The Hockey News

DON’T GET TOO CLEVER WITH THOSE EXPANSION DRAFT DEALS

-

An expansion team will get approached with all sorts of trade offers even before it has any actual players. That’s because other teams will be worried about who it might take in the expansion draft and will offer side deals to keep it away from certain names.

Sometimes these deals work out great. For example, there’s the infamous Mike Craig transactio­n between the expansion San Jose Sharks and the Minnesota North Stars. That was a complicate­d situation, one that also involved a partial split of the Stars franchise, a dispersal draft and a weird double expansion draft in which Minnesota was picking players even though it wasn’t an expansion team. It was weird.

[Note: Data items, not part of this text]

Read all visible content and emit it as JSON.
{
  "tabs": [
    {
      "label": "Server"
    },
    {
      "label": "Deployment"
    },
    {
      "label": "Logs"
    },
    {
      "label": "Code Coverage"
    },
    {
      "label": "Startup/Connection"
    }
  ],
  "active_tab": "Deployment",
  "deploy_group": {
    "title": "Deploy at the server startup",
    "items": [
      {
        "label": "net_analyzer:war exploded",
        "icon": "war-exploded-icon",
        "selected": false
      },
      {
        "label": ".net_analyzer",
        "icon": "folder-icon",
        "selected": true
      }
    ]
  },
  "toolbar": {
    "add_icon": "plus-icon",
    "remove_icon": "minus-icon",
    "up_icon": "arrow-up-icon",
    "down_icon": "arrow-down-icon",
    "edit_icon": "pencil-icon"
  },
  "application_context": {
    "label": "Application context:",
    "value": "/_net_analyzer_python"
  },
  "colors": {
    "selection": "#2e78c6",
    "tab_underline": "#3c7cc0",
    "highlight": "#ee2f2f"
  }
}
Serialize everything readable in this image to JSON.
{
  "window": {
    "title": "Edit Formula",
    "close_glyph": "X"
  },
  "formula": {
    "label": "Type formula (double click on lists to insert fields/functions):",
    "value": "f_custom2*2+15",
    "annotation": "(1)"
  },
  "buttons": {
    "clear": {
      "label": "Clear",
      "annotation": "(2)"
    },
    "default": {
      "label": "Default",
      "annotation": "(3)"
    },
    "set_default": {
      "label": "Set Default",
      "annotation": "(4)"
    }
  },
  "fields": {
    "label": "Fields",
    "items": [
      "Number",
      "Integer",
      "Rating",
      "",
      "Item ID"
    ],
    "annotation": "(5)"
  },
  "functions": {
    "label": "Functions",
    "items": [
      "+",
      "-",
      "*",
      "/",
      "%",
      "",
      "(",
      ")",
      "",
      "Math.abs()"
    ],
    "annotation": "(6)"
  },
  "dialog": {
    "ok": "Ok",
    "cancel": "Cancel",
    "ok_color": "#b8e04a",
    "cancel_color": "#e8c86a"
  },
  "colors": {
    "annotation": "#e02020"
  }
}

But as part of the whole thing, the North Stars wanted to hold onto Craig, a top prospect. So they sent the Sharks a first- and second-rounder in exchange for not calling Craig’s name. That was a nice haul in its own right, but it set off a ridiculous two-decade long series of transactio­ns that netted the Sharks Sandis Ozolinsh, Owen Nolan, Joe Thornton, Dan Boyle and many others. That’s good, Vegas. Do that if you can.

Then again, those sorts of deals don’t always work out so well. In 2000, those same Sharks had a prospect of their own they wanted to protect. So they paid off that year’s two expansion teams to leave him alone. It wasn’t anywhere near as expensive – the Sharks gave Jan Calhoun, a ninth and a conditiona­l pick to the Blue Jackets and Andy Sutton, a third and a seventh to the Wild. The two expansion cousins took the offers and left the kid’s name off their draft lists.

That prospect? Goalie Evgeni Nabokov. Hindsight is 20/20, but he probably would have helped the Jackets more than a ninth-round pick.